Vous ne pouvez rejeter des eaux usées dans le fleuve, accepter les pétroliers étrangers et bénéficier de la péréquation, pour ensuite dire non à nos pipelines

22 commentaires
  • Michel Pelletier - Abonné 21 janvier 2016 14 h 18

    pipeline énergie est

    Bravo voilà une prise de position lucide et conséquente .

  • Pierre Fortin - Abonné 21 janvier 2016 18 h 18

    Point d'ordre!


    Cette position est un fondement politique à l'encontre d'Énergie Est. Ce n'est qu'un début.

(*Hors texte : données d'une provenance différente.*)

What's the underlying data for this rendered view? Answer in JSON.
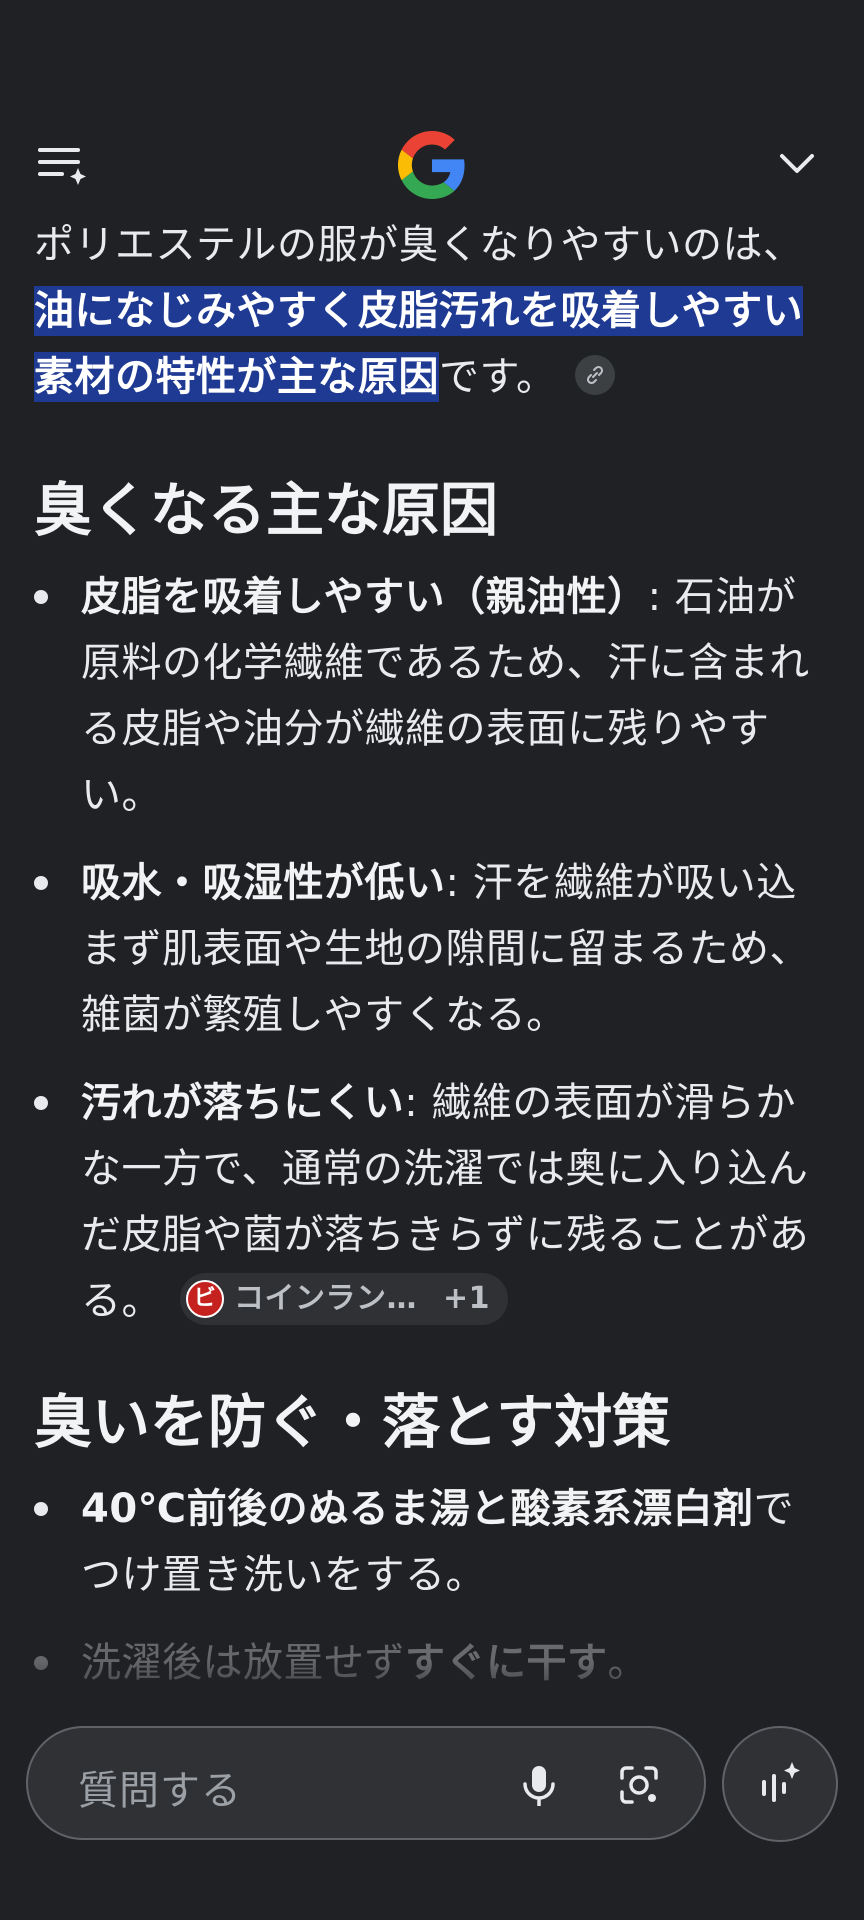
{
  "header": {
    "menu_icon": "menu-sparkle-icon",
    "logo": "google-g-logo",
    "collapse_icon": "chevron-down-icon"
  },
  "answer": {
    "intro_prefix": "ポリエステルの服が臭くなりやすいのは、",
    "intro_highlight": "油になじみやすく皮脂汚れを吸着しやすい素材の特性が主な原因",
    "intro_suffix": "です。",
    "section1_title": "臭くなる主な原因",
    "causes": [
      {
        "bold": "皮脂を吸着しやすい（親油性）",
        "text": ": 石油が原料の化学繊維であるため、汗に含まれる皮脂や油分が繊維の表面に残りやすい。"
      },
      {
        "bold": "吸水・吸湿性が低い",
        "text": ": 汗を繊維が吸い込まず肌表面や生地の隙間に留まるため、雑菌が繁殖しやすくなる。"
      },
      {
        "bold": "汚れが落ちにくい",
        "text": ": 繊維の表面が滑らかな一方で、通常の洗濯では奥に入り込んだ皮脂や菌が落ちきらずに残ることがある。"
      }
    ],
    "source_chip": {
      "icon_letter": "ビ",
      "name": "コインラン…",
      "more": "+1"
    },
    "section2_title": "臭いを防ぐ・落とす対策",
    "measures": [
      {
        "bold": "40℃前後のぬるま湯と酸素系漂白剤",
        "text": "でつけ置き洗いをする。"
      },
      {
        "text_pre": "洗濯後は放置せず",
        "bold": "すぐに干す",
        "text": "。"
      }
    ]
  },
  "bottom": {
    "ask_placeholder": "質問する",
    "mic_icon": "mic-icon",
    "lens_icon": "lens-camera-icon",
    "voice_icon": "voice-sparkle-icon"
  }
}
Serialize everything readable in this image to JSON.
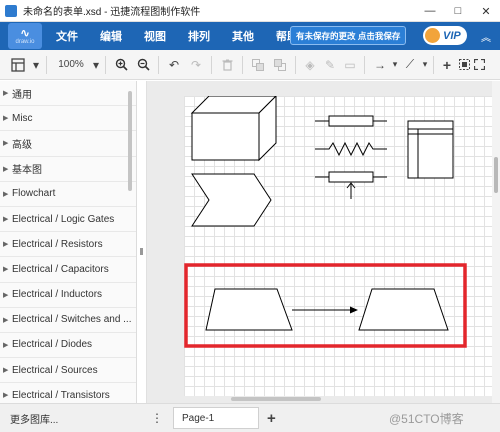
{
  "window": {
    "title": "未命名的表单.xsd - 迅捷流程图制作软件",
    "minimize": "—",
    "maximize": "□",
    "close": "✕"
  },
  "menubar": {
    "logo_sub": "draw.io",
    "items": [
      "文件",
      "编辑",
      "视图",
      "排列",
      "其他",
      "帮助"
    ],
    "save_notice": "有未保存的更改 点击我保存",
    "vip_label": "VIP",
    "collapse_icon": "chevron-up-icon"
  },
  "toolbar": {
    "zoom": "100%"
  },
  "sidebar": {
    "items": [
      {
        "label": "通用"
      },
      {
        "label": "Misc"
      },
      {
        "label": "高级"
      },
      {
        "label": "基本图"
      },
      {
        "label": "Flowchart"
      },
      {
        "label": "Electrical / Logic Gates"
      },
      {
        "label": "Electrical / Resistors"
      },
      {
        "label": "Electrical / Capacitors"
      },
      {
        "label": "Electrical / Inductors"
      },
      {
        "label": "Electrical / Switches and ..."
      },
      {
        "label": "Electrical / Diodes"
      },
      {
        "label": "Electrical / Sources"
      },
      {
        "label": "Electrical / Transistors"
      }
    ],
    "more_libraries": "更多图库..."
  },
  "bottom": {
    "page_tab": "Page-1",
    "add_page": "+",
    "page_menu": "⋮",
    "watermark": "@51CTO博客"
  },
  "colors": {
    "menubar": "#1e66b5",
    "highlight_box": "#e3262c"
  }
}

    La Communauté métropolitaine de Montréal doit prioritairement faire valoir que la volonté populaire est souveraine et qu'elle doit le demeurer.

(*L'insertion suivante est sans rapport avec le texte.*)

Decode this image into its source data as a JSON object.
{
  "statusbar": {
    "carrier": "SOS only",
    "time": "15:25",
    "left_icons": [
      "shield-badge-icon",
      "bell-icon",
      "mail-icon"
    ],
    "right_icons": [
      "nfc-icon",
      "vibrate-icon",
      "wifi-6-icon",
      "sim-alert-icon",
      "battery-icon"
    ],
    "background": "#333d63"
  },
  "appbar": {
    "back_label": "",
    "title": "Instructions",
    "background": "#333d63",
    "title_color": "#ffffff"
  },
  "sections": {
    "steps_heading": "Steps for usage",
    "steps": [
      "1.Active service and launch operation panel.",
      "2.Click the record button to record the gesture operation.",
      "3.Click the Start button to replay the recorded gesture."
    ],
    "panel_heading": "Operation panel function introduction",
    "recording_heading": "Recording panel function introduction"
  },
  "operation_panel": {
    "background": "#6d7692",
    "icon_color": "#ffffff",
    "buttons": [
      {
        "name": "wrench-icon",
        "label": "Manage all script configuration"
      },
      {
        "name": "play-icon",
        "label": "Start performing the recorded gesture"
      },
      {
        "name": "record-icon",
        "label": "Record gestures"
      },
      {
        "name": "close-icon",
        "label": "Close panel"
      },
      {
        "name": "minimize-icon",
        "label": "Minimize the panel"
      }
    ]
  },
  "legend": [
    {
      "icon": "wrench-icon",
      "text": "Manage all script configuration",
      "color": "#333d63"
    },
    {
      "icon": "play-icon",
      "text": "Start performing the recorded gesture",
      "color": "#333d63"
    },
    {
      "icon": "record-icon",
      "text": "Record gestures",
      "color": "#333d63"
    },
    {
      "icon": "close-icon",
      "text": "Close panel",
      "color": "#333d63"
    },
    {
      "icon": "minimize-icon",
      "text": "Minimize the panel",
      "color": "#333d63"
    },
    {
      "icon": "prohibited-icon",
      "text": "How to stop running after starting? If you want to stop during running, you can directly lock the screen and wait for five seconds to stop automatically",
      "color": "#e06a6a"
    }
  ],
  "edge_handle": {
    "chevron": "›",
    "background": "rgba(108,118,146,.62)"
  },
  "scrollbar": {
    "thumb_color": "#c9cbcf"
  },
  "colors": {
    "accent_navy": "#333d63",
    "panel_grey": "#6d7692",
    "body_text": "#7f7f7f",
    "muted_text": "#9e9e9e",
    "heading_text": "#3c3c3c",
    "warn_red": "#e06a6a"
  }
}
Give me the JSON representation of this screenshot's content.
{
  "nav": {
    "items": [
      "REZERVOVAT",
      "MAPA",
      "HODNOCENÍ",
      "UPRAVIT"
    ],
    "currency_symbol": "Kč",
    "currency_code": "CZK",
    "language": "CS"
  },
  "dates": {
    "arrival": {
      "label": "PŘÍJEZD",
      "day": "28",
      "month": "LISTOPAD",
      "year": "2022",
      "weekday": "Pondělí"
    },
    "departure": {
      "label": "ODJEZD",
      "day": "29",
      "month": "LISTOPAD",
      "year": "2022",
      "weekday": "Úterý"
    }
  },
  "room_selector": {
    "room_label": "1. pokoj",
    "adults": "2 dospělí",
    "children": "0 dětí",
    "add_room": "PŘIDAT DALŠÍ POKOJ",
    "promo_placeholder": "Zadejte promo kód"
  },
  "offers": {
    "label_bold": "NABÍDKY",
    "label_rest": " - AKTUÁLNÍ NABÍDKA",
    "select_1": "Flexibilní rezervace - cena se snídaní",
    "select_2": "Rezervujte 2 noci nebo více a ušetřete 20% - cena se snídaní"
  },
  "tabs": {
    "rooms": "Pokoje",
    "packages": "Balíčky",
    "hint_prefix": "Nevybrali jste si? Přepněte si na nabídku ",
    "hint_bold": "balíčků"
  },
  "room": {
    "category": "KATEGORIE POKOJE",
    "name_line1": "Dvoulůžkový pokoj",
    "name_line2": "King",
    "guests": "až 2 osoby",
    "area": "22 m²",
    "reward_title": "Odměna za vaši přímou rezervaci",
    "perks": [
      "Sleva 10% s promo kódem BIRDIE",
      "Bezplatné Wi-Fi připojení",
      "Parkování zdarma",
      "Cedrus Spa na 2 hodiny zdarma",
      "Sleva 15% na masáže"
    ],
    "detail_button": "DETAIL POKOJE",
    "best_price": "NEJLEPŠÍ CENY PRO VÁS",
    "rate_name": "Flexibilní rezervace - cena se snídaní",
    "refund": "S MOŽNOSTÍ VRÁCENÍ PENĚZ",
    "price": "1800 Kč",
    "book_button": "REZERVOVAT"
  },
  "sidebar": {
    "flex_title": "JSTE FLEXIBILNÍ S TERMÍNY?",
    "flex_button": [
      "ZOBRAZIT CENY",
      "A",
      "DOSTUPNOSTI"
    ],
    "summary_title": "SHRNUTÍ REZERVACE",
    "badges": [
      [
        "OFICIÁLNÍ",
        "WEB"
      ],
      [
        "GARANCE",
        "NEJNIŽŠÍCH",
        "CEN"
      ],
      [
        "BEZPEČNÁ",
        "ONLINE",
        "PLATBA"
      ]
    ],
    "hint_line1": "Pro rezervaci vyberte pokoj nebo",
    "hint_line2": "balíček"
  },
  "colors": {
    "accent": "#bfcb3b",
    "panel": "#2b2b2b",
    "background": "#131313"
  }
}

  • Jean-Pierre Grisé - Abonné 21 janvier 2016 22 h 35

    Enfin une bonne nouvelle.Felicitations a tous les maires.

    les lobbyistes devront retourner en Colombie-Britanique ou a la Baie d Hudson.Il est tellement bon et beau de voir des Quebecois se tenir debout devant ces gens-la payes pour nous salir et empoisonner.Incroyable.Bravo et merci aux maires. J-P.Grise

  • Jean-Pierre Lusignan - Abonné 22 janvier 2016 07 h 21

    Un peu de vision et de respect s.v.p...

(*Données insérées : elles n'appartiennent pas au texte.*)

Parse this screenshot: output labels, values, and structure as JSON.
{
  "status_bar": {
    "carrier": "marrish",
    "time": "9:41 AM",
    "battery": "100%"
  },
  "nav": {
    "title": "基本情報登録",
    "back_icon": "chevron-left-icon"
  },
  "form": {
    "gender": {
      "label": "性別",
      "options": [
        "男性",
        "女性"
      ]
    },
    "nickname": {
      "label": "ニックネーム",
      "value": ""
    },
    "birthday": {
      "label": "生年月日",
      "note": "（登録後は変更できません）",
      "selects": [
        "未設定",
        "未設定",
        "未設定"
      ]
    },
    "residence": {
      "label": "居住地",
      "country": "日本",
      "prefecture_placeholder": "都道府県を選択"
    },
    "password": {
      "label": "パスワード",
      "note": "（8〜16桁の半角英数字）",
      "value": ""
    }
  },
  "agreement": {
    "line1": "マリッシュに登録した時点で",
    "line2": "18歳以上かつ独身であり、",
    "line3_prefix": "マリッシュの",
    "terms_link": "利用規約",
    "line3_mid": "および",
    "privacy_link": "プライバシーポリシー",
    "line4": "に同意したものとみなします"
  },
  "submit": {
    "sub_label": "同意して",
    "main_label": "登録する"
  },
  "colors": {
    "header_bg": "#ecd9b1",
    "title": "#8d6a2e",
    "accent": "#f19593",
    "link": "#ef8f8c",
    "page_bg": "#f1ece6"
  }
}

    L'argument de la péréquation (on vous a aidé et maintenant vous nous crachez dessus) ne saurait justifier un mauvais projet parce que fondamentalement non sécuritaire et dangereux pour la planète et pour les personnes et les endroits qu'il traversera. D'ailleurs, la population de l'ouest canadien n'accepterait pas que celle de l'est lui serve cet argument pour justifier un projet aussi mauvais. La frustration et la colère sont mauvaises conseillères. Le respect d'autrui doit prévaloir dans l'espace public. Tantôt, il faudra beaucoup d'argent pour dépolluer les immenses espaces contaminés-orphelins laissés par des compagnies pétrolières dont plusieurs seront devenues insolvables. Tantôt, la population de certaines villes de l'ouest canadien manquera peut-être d'eau potable? Qui paiera? Les financiers? Non, la population du Canada tout entier via ses impôts et taxes, et elle le fera volontiers.

    • Mathieu Bouchard - Abonné 22 janvier 2016 10 h 55

      Cet argument de la péréquation est non-recevable peu importe en échange de quoi on dit qu'on reçoit la péréquation (sauf si on dit "en échange de faire partie du Canada"). Par définition (depuis sa création en 1957), la péréquation est donnée, et ce, sans aucune condition. Donc on n'a même pas besoin de parler d'environnement et de sécurité pour rejeter cet argument.

      Un autre argument de péréquation serait recevable, c-à-d celui comme quoi en enrichissant d'autres parties du Canada, nous pourrions augmenter (ou empêcher de descendre) notre péréquation actuelle. Mais c'est pas un argument très convaincant, puisqu'alors le pipeline ne rapporte qu'un petit % de la richesse créée ailleurs, moins la valeur de ses inconvénients pour nous ici. De plus, la richesse créée ailleurs, elle peut être assez souvent hypothétique ou chancelante, comme le montre le marché du pétrole.

  • Claude Bélanger - Abonné 22 janvier 2016 07 h 24

    L'état du Maine

    Sur le plan géographique, le lien le plus direct entre l'Ontario et Saint-Jean NB c'est l'état du Maine. Théoriquement, on n'aurait même pas à passer par le Québec. Pourquoi ne pas l'envisager? Probablement parce qu'en passant par le Québec et la vallée du Saint-Laurent on se garde des opportunités pour l'avenir... comme, un jour, se servir tout de même du port de Gros-Cacouna qui sera toujours là.

    • Armand Roy - Abonné 22 janvier 2016 11 h 49

      Les gens du Maine seraient fous de joie...

    • Danielle Rochette - Abonnée 24 janvier 2016 21 h 03

      Ce qu'on considère comme une menace grave pour notre sol et notre eau ne devient pas inoffensif chez le voisin.